Department of Psychiatry, University of Missouri, Columbia, MO, USA; Department of Psychological Sciences, University of Missouri, Columbia, MO, USA; Cognitive Neuroscience Systems Core Facility, University of Missouri, Columbia, MO, USA.
Department of Psychological Sciences, University of Missouri, Columbia, MO, USA.
Drug Alcohol Depend. 2023 Mar 1;244:109766. doi: 10.1016/j.drugalcdep.2023.109766. Epub 2023 Jan 8.
The hyperdirect pathway - a circuit involved in executing inhibitory control (IC) - is dysregulated among individuals with nicotine dependence. The right inferior frontal gyrus (rIFG), a cortical input to the hyperdirect circuit, has been shown to be functionally and structurally altered among nicotine-dependent people who smoke. The rIFG is composed of 3 cytoarchitecturally distinct subregions: The pars opercularis, pars triangularis, and pars orbitalis. The present study assessed the relationship between rIFG subregion morphometry and inhibitory control among individuals with nicotine dependence.
Behavioral and magnetic resonance brain imaging (MRI) data from 127 nicotine-dependent adults who smoke (M = 5.4, ± 1.9; M = 18.3, ± 7.0; M = 25.04, ± 11.97) (M = 42.9, ± 11.1) were assessed. Brain morphometry was assessed from T1-weighted MRIs using Freesurfer.

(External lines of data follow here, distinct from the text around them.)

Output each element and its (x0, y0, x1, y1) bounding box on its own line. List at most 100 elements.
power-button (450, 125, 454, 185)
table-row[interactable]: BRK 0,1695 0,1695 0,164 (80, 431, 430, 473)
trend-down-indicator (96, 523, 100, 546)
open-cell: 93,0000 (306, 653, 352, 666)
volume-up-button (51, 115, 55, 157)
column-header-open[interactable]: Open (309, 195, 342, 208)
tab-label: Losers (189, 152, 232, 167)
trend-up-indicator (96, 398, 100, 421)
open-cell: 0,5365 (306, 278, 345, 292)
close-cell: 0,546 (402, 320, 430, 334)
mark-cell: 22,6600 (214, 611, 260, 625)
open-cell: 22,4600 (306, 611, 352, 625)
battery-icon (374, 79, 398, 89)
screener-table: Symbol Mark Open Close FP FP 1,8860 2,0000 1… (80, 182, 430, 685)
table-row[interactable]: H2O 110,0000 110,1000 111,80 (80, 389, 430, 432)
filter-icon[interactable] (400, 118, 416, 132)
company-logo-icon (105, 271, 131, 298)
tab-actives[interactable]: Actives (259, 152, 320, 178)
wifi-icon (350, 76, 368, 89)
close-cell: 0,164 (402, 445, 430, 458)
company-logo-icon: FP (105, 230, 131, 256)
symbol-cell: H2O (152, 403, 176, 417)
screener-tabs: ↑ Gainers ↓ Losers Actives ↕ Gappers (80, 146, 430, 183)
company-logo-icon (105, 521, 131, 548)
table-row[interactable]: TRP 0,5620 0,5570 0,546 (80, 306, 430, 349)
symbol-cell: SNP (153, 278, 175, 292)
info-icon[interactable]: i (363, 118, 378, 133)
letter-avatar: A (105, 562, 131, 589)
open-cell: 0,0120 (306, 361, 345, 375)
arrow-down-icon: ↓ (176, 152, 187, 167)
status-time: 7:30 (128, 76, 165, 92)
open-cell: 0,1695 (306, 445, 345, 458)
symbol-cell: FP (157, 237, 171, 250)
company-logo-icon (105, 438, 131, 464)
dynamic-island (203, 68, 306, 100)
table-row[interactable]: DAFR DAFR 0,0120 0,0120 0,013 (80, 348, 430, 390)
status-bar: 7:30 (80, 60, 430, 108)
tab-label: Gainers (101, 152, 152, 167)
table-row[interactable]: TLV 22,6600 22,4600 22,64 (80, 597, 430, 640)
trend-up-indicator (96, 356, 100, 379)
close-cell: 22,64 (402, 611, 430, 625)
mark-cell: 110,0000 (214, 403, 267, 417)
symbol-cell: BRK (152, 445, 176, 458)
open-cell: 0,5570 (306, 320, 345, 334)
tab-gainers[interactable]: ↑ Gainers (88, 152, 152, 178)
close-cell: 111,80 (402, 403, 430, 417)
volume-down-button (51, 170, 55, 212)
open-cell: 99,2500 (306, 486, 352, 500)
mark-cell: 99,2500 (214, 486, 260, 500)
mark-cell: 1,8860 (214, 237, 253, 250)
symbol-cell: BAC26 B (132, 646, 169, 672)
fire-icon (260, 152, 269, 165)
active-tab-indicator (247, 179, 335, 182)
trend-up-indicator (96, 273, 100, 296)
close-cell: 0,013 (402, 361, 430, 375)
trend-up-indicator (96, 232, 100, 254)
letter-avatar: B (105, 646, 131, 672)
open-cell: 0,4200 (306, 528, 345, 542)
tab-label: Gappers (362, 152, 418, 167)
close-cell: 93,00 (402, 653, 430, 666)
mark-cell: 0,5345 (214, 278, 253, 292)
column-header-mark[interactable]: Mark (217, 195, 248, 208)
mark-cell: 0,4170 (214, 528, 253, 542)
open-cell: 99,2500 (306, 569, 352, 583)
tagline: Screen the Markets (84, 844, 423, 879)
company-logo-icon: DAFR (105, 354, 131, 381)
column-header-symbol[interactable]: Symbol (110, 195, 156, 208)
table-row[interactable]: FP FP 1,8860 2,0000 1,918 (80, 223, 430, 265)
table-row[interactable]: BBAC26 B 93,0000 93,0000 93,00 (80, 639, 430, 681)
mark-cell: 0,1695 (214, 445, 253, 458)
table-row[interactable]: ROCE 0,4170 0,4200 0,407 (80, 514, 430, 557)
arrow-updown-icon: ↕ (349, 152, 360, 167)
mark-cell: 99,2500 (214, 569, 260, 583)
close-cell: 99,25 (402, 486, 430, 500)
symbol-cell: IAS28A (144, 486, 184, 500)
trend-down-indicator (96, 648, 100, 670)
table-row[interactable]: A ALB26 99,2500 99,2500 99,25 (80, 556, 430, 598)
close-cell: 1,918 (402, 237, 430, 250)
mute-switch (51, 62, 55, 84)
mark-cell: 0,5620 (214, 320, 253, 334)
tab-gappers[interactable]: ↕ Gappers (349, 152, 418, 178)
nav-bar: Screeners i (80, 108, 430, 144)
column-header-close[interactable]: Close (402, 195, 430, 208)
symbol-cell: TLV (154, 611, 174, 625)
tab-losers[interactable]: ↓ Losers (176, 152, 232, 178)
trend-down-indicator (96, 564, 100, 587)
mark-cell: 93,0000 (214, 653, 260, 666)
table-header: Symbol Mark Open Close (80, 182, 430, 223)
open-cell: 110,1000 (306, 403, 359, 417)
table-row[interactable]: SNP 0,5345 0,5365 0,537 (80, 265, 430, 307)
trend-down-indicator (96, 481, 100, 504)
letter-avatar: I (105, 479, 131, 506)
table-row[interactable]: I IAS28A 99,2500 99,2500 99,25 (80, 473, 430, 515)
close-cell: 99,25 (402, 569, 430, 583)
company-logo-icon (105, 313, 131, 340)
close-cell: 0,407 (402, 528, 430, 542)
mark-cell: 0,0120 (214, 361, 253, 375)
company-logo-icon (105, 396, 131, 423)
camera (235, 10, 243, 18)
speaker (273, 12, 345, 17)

IC was assessed with a response-inhibition Go/Go/No-Go (GGNG) task and a smoking relapse analog task (SRT).
Vertex-wise analyses revealed that GGNG task scores were positively associated with cortical thickness and volume in the right pars triangularis (cluster-wise p = 0.006, 90% CI = 0.003 - 0.009; cluster-wise p = 0.040, 90% CI = 0.032 - 0.048), and the ability to inhibit ad lib smoking during the SRT was positively associated with cortical thickness in the right pars orbitalis (cluster-wise p = 0.011, 90% CI = 0.007 - 0.015). Our results indicate that cortical thickness of distinct rIFG subregions may serve as biomarkers for unique forms of IC deficits.
超直接通路——参与执行抑制控制 (IC) 的回路——在尼古丁依赖个体中失调。右额下回 (rIFG),超直接回路的皮质输入,已被证明在吸烟的尼古丁依赖者中具有功能和结构上的改变。rIFG 由 3 个细胞构筑上明显不同的亚区组成:眶部、三角部和三角部。本研究评估了 rIFG 亚区形态与尼古丁依赖个体抑制控制之间的关系。
对 127 名吸烟的尼古丁依赖成年人的行为和磁共振脑成像 (MRI) 数据进行了评估(M = 5.4,± 1.9;M = 18.3,± 7.0;M = 25.04,± 11.97)(M = 42.9,± 11.1)。使用 Freesurfer 从 T1 加权 MRI 评估脑形态。IC 通过反应抑制 Go/Go/No-Go (GGNG) 任务和吸烟复发模拟任务 (SRT) 进行评估。
顶点分析显示,GGNG 任务得分与右侧三角部皮质厚度和体积呈正相关(簇水平 p = 0.006,90%CI = 0.003-0.009;簇水平 p = 0.040,90%CI = 0.032-0.048),而在 SRT 中抑制随意吸烟的能力与右侧眶部皮质厚度呈正相关(簇水平 p = 0.011,90%CI = 0.007-0.015)。我们的结果表明,不同 rIFG 亚区的皮质厚度可能作为独特形式的 IC 缺陷的生物标志物。